As Mustier says: “If you have two banks which are weak, and you put them together, you create a weaker bank.”

The UBI deal, notably, involves two unusually strong Italian banks. That’s why it has caused controversy in Italy. It leaves weaker Italian mid-tier lenders without partners. And it was launched on the eve of the coronavirus crisis, not after it.

Strong European banks were rare enough before the coronavirus, and the sector is now facing a big and extremely unpredictable spike in bad debt. Oliver Wyman’s base case is for €400 billion in credit losses over the next two years, with the bad-debt ratio doubling to 8% in France, for example.

The consultancy’s guess is that another continent-wide lockdown would bring Europe’s banks credit losses to €800 billion.

Any European bank that might launch an attack at the moment would be doing so when it has precious little idea of the health of its own loan book, never mind that of its inevitably weaker target, which could be hiding all sorts of bad new and old credit decisions, and desperate investments, about to turn sour.

With Intesa now unable to do more deals due to competition-law barriers, and with UBI gone as a rival bidder, the tie-up could help French banks to get better deals on acquisitions in Italy. But it is even harder to be confident of a target’s balance sheet abroad, especially when the country is poorer than yours and with a worse governance reputation.

Domestic relevance

The ECB’s draft guidance, published earlier this month, is most relevant for domestic deals, as they’re more likely to result in cost-saving synergies.

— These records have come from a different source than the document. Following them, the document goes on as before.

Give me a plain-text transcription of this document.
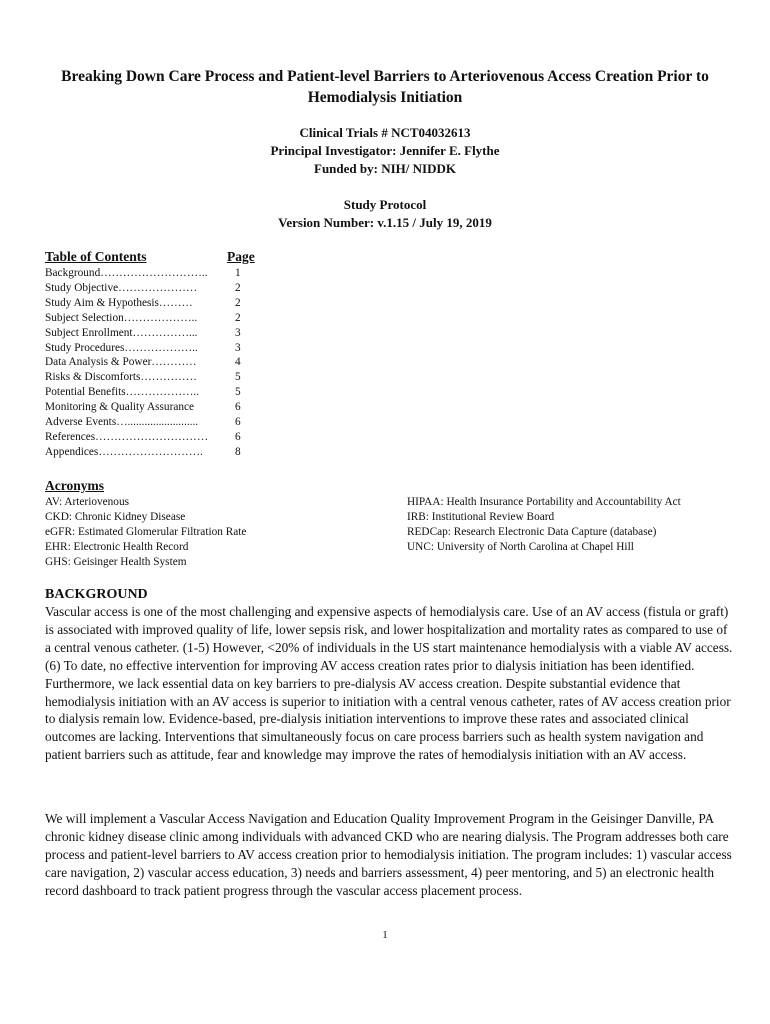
Breaking Down Care Process and Patient-level Barriers to Arteriovenous Access Creation Prior to Hemodialysis Initiation
Clinical Trials # NCT04032613
Principal Investigator: Jennifer E. Flythe
Funded by: NIH/ NIDDK
Study Protocol
Version Number: v.1.15 / July 19, 2019
Table of Contents	Page
Background………………………..	1
Study Objective…………………	2
Study Aim & Hypothesis………	2
Subject Selection………………..	2
Subject Enrollment……………...	3
Study Procedures………………..	3
Data Analysis & Power…………	4
Risks & Discomforts……………	5
Potential Benefits………………..	5
Monitoring & Quality Assurance	6
Adverse Events….........................	6
References…………………………	6
Appendices……………………….	8
Acronyms
AV: Arteriovenous
CKD: Chronic Kidney Disease
eGFR: Estimated Glomerular Filtration Rate
EHR: Electronic Health Record
GHS: Geisinger Health System
HIPAA: Health Insurance Portability and Accountability Act
IRB: Institutional Review Board
REDCap: Research Electronic Data Capture (database)
UNC: University of North Carolina at Chapel Hill
BACKGROUND

Vascular access is one of the most challenging and expensive aspects of hemodialysis care. Use of an AV access (fistula or graft) is associated with improved quality of life, lower sepsis risk, and lower hospitalization and mortality rates as compared to use of a central venous catheter. (1-5) However, <20% of individuals in the US start maintenance hemodialysis with a viable AV access. (6) To date, no effective intervention for improving AV access creation rates prior to dialysis initiation has been identified. Furthermore, we lack essential data on key barriers to pre-dialysis AV access creation. Despite substantial evidence that hemodialysis initiation with an AV access is superior to initiation with a central venous catheter, rates of AV access creation prior to dialysis remain low. Evidence-based, pre-dialysis initiation interventions to improve these rates and associated clinical outcomes are lacking. Interventions that simultaneously focus on care process barriers such as health system navigation and patient barriers such as attitude, fear and knowledge may improve the rates of hemodialysis initiation with an AV access.

We will implement a Vascular Access Navigation and Education Quality Improvement Program in the Geisinger Danville, PA chronic kidney disease clinic among individuals with advanced CKD who are nearing dialysis. The Program addresses both care process and patient-level barriers to AV access creation prior to hemodialysis initiation. The program includes: 1) vascular access care navigation, 2) vascular access education, 3) needs and barriers assessment, 4) peer mentoring, and 5) an electronic health record dashboard to track patient progress through the vascular access placement process.

1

It also seems like an attempt – at least partly – to undo the harm to M&A that was done by asking for a €1 billion capital raise before greenlighting the Banco Popolare and Banca Popolare di Milano merger in Italy in 2016.

As a European institution, the ECB is naturally keen to see the single market in banking made real via mergers. But neither this nor the EU’s new fiscal solidarity makes any difference to the nitty gritty of national regulatory differences in banking in the eurozone.

Andrea Enria, ECB

The ECB’s main message, in any case, is just that it won’t impede deals.

Supervisory board chair Andrea Enria is not encouraging mergers, but saying it is up to the market to decide. Bank CEOs may well decide mergers don’t make sense, and wisely so.

Any lender will certainly need government support to take the plunge on Italy’s fourth biggest lender, Banca Monte dei Paschi di Siena, which the Italian state needs to sell by next year. 

Bigger banks also have to worry about the Financial Stability Board’s capital add-ons for banks of global systemic importance.

Recent rumours in Italy of a tie-up between UniCredit and Banco BPM are “fantasy”, according to Mustier.

Perhaps more importantly, he’s been so insistent on a “no M&A” mantra that this must also rule out, at least for now, an acquisition of Germany’s Commerzbank. The German lender is the big European bank in most urgent need of fixing – ideally through a merger.

Investor concerns

UniCredit always comes up in European bank M&A discussions, as it is the only bank with big operations in more than one large economy (Italy and Germany). Yet things would need to change immensely for it to move on Commerzbank, for example.

Partly due to Covid-19, UniCredit is in no position to take on such an undertaking from a position of strength. It has much more work to do improving its own efficiency and valuation.

Diego de Giorgi, Unicredit

Diego de Giorgi spent many years trying to sell European bank M&A at Goldman Sachs, then Bank of America. 

Now non-executive director at UniCredit, he admitted in another recent online panel discussion just how little interest European bank investors have in ambitious long-term growth strategies like M&A, dominated as they are by value investors, hedge funds and index trackers.

This investor base has already nudged Mustier and others to focus more on capital returns. 

That may be for the best, but the ECB’s post-Covid dividend ban – presently of uncertain end date – makes it even harder for private shareholders to stand by European banks, especially in their riskier projects.